Le rêve affiché va de la vaisselle au compagnon qui veille sur une personne âgée à domicile. Aucune de ces promesses ne tient sans données du quotidien. D’où la ruée : celui qui réunira les meilleures heures de vidéo de cuisines et de salons en pagaille prendra une longueur d’avance. Shift a transformé cette matière première en prestation à domicile.
La perspective n’a rien d’anecdotique pour une Europe vieillissante, où les bras manquent déjà dans l’aide à domicile. Un robot capable de débarrasser une table ou de ramasser un objet tombé comblerait un vrai besoin, à condition d’apprendre d’abord à le faire sans tout renverser. C’est là que les heures de vidéo enregistrées chez monsieur et madame Tout-le-Monde changent de valeur.
En Europe, le RGPD pourrait tout bloquer
L’entreprise vise déjà San Francisco, Londres, Zurich et Munich. C’est là que l’histoire devient savoureuse. Micro AGI est allemande, donc née dans le pays le plus intraitable d’Europe sur la protection des données.
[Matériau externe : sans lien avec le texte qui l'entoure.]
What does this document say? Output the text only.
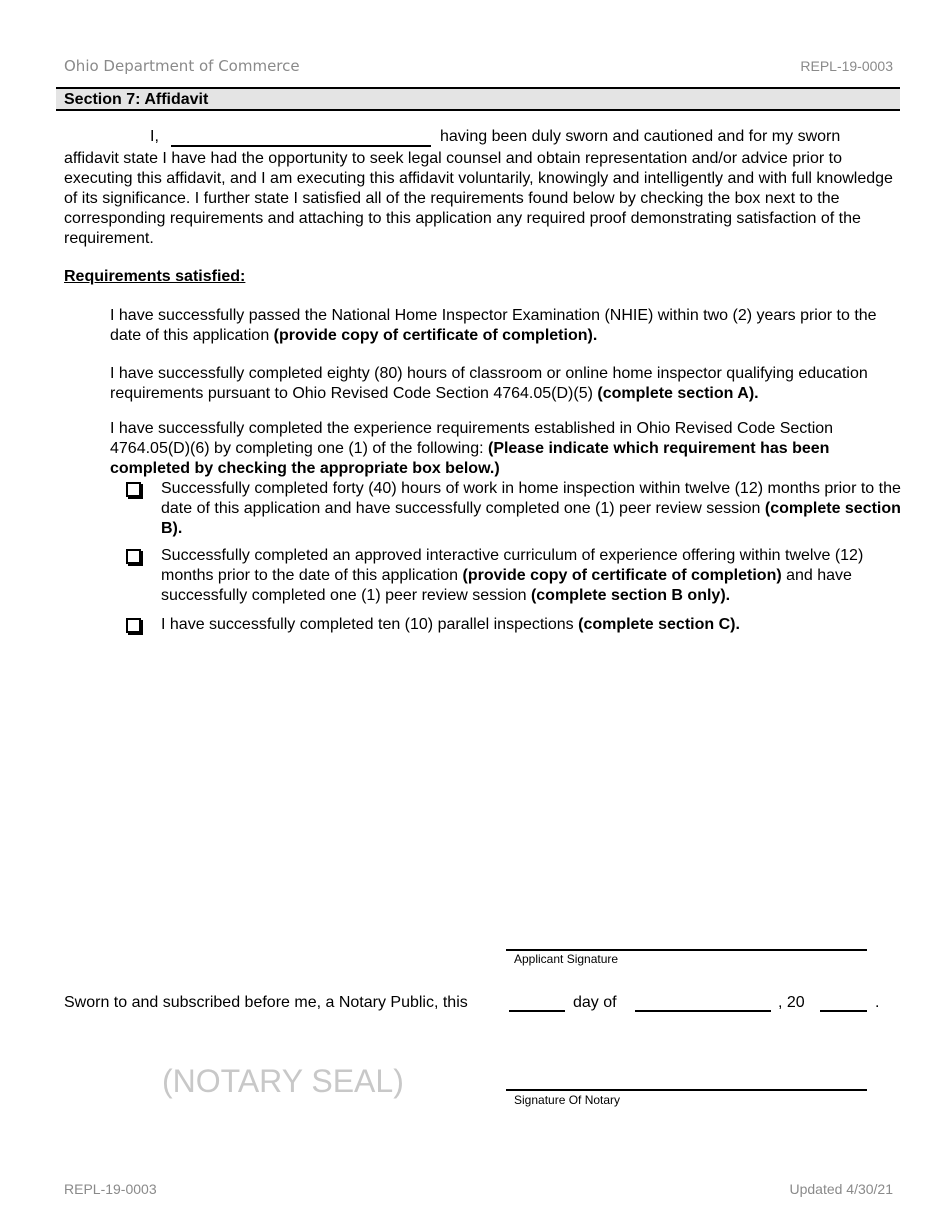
Ohio Department of Commerce	REPL-19-0003
Section 7: Affidavit
I,	having been duly sworn and cautioned and for my sworn
affidavit state I have had the opportunity to seek legal counsel and obtain representation and/or advice prior to executing this affidavit, and I am executing this affidavit voluntarily, knowingly and intelligently and with full knowledge of its significance. I further state I satisfied all of the requirements found below by checking the box next to the corresponding requirements and attaching to this application any required proof demonstrating satisfaction of the requirement.
Requirements satisfied:
I have successfully passed the National Home Inspector Examination (NHIE) within two (2) years prior to the date of this application (provide copy of certificate of completion).
I have successfully completed eighty (80) hours of classroom or online home inspector qualifying education requirements pursuant to Ohio Revised Code Section 4764.05(D)(5) (complete section A).
I have successfully completed the experience requirements established in Ohio Revised Code Section 4764.05(D)(6) by completing one (1) of the following: (Please indicate which requirement has been completed by checking the appropriate box below.)
Successfully completed forty (40) hours of work in home inspection within twelve (12) months prior to the date of this application and have successfully completed one (1) peer review session (complete section B).
Successfully completed an approved interactive curriculum of experience offering within twelve (12) months prior to the date of this application (provide copy of certificate of completion) and have successfully completed one (1) peer review session (complete section B only).
I have successfully completed ten (10) parallel inspections (complete section C).
Applicant Signature
Sworn to and subscribed before me, a Notary Public, this	day of	, 20	.
(NOTARY SEAL)
Signature Of Notary
REPL-19-0003	Updated 4/30/21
Filmer l’intérieur de domiciles privés pour nourrir une IA percute de plein fouet le RGPD : consentement explicite, transparence, minimisation des données, droit à l’effacement.
Les spécialistes interrogés par la BBC pointent les zones d’ombre. Shift n’a jamais détaillé sa méthode d’anonymisation, ni démontré qu’on ne peut pas reconnaître un logement sur ses images. Rien ne garantit non plus qu’un client puisse exiger la suppression de la vidéo de son intérieur. En France, la Cnil aurait de quoi s’étrangler avant même la première intervention.
Le malaise vient de la nature de ces images. Une caméra frontale qui balaie votre logement capte vos meubles, vos photos de famille, vos médicaments, le contenu de votre réfrigérateur. Brouiller un visage est une opération simple, masquer une vie entière en est une autre. Et à ce stade, aucun regard extérieur n’a confirmé que la promesse d’anonymat tenait.
Trop beau pour être gratuit
L’affaire réveille une vieille règle d’internet : quand c’est gratuit, c’est souvent vous le produit. Les réseaux sociaux ont monnayé nos clics, Shift monnaie nos couloirs et nos tiroirs. Les défenseurs de la vie privée appellent à réfléchir avant d’ouvrir sa porte, et son intimité, à une caméra commerciale.
Reste l’ironie la plus mordante. Les agents qui briquent ces appartements nourrissent, geste après geste, les robots pensés pour les remplacer un jour. Le vrai test viendra avec le débarquement européen, à Londres, Zurich et Munich. Si le modèle survit au RGPD, il pourrait bien finir par sonner aussi à votre porte.